Market Updates

U.S. Stocks Rest After Mixed Batch of Earnings, Trump's Russia Sanctions Drive Oil Prices Higher

Barry Adams
23 Oct, 2025
New York City

    U.S. stocks struggled to stay above the flatline, and investors reviewed the fresh batch of mixed earnings. 

    The S&P 500 index decreased 0.1%, and the Nasdaq Composite eased 0.3% following sharp sell-offs in Tesla, IBM, and Lam Research.  

    So far large companies have delivered on earnings growth, and investors are hoping that the current record market valuations are still justified by the earnings level. 

    The sharp escalation in tariffs has not affected corporate earnings so far, and investors are looking for clues as to how businesses are adjusting to higher import costs, resurgent inflation, and falling margins. 

    Investors in China and Hong Kong have largely ignored the ongoing trade tensions with the U.S. as China's share of U.S. shipments continues to fall and has dropped to 25% of global exports. 

    Gold rebounded 0.7% to $4,130.22 per ounce, and silver edged up 1.5% to $49.24 an ounce from the brutal sell-off of 8% over the previous two days.  

    Crude oil soared 6.1% to $62.08 per barrel after the U.S. president announced new sanctions on two Russian oil companies, citing stalled Ukraine peace talks. 

    The U.S. announced severe financial and shipping sanctions on Russia's Lukoil and Rosneft while urging India and China to scale back purchases.  

     

    U.S. Stock Movers 

    Southwest Airlines Co. increased 1% to $34.11 after the company reported a surprise income in the third quarter. 

    Revenue increased 1% to $6.94 million from $6.87 million, net income dropped 19% to $54 million from $67 million, and diluted earnings per share decreased to 10 cents from 11 cents a year ago. 
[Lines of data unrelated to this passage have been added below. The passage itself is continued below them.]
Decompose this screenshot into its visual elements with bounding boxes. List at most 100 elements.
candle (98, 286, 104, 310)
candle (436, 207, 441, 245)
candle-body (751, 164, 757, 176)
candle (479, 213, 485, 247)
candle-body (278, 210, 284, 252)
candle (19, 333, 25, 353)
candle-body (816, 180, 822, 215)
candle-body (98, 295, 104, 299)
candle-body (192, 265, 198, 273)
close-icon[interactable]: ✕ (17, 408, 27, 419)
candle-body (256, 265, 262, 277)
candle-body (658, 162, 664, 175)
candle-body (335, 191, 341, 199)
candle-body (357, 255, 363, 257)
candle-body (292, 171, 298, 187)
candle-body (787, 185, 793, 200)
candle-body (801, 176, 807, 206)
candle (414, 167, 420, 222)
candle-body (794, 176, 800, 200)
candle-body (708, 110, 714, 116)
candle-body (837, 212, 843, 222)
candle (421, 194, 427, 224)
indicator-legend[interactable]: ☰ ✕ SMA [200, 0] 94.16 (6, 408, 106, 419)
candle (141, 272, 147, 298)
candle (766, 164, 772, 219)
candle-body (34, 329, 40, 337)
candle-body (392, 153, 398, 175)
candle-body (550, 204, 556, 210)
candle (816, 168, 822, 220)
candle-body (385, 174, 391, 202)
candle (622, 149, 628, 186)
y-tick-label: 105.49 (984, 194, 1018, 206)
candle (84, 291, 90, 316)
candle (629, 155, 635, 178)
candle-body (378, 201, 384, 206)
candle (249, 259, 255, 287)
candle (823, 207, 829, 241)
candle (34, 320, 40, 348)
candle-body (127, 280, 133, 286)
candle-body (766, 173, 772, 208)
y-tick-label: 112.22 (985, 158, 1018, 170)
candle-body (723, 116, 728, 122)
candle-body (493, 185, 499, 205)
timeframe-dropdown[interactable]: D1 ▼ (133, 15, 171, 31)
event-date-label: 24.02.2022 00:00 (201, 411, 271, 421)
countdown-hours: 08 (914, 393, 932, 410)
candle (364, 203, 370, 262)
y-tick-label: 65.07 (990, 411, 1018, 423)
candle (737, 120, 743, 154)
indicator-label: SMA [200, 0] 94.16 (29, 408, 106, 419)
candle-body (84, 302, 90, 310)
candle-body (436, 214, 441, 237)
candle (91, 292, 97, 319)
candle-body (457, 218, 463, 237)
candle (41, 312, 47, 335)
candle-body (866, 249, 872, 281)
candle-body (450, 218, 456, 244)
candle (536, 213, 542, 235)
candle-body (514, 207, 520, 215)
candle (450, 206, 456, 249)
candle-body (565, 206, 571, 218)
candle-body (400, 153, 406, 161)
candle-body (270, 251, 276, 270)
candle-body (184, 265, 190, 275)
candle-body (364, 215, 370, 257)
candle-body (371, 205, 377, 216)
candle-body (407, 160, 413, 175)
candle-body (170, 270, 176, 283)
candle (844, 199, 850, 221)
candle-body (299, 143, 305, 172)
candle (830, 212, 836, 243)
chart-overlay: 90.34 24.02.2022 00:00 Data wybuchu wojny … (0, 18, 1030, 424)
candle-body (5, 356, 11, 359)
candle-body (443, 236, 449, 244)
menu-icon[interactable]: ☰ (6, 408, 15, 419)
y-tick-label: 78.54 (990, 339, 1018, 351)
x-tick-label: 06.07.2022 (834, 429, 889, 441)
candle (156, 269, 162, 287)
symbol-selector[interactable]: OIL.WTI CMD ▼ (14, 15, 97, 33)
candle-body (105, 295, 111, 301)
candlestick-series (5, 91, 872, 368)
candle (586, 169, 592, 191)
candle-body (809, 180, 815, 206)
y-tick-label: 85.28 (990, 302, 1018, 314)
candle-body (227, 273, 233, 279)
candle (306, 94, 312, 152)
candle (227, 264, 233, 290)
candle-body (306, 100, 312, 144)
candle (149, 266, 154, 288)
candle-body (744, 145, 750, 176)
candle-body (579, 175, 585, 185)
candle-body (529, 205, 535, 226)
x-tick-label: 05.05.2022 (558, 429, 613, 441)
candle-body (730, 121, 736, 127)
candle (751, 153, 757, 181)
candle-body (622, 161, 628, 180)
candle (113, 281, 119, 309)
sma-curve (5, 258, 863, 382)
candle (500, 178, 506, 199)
    The airline guided available seat miles to increase by about 6% and revenue per available seat mile to rise between 1% and 3% in the fourth quarter, respectively.

    The airline estimated its 2025 operating earnings to be between $600 million and $800 million, and the company reiterated its contribution to operating earnings from improvement initiatives of $1.8 billion. 

    Tesla Inc. decreased 3.3% to $424.55, and the electric vehicle maker reported mixed third-quarter results. 

    Revenue advanced 12% to $28 billion from $25.2 billion, net income dropped 37% to $1.4 billion from $2.2 billion, and diluted earnings per share dropped 37% to 39 cents from 67 cents. 

    Revenue in the automotive segment rose 6% to $21.2 billion, energy generation and storage soared 44%, and services and other revenues advanced 25% to $3.5 billion. 

    International Business Machines dropped 6.7% to $287.51 after the company released its third-quarter results. 

    Revenue increased 9% to $16.3 billion from $14.9 billion, net income swung to a profit of $1.7 billion from a loss of $330 million, and diluted earnings per share were $1.84 compared to a loss of 36 cents a year ago. 

    The company declared a cash dividend of $1.68 per share payable on December 10 to shareholders, recorded on November 10. 

    Stock faced selling pressure after revenue growth in the hybrid cloud unit, also known as Red Hat, slowed to 14% from 16% in the previous quarter. 

    The company raised its fiscal year revenue outlook to a growth of more than 5%, compared to the previous estimate of at least 5%.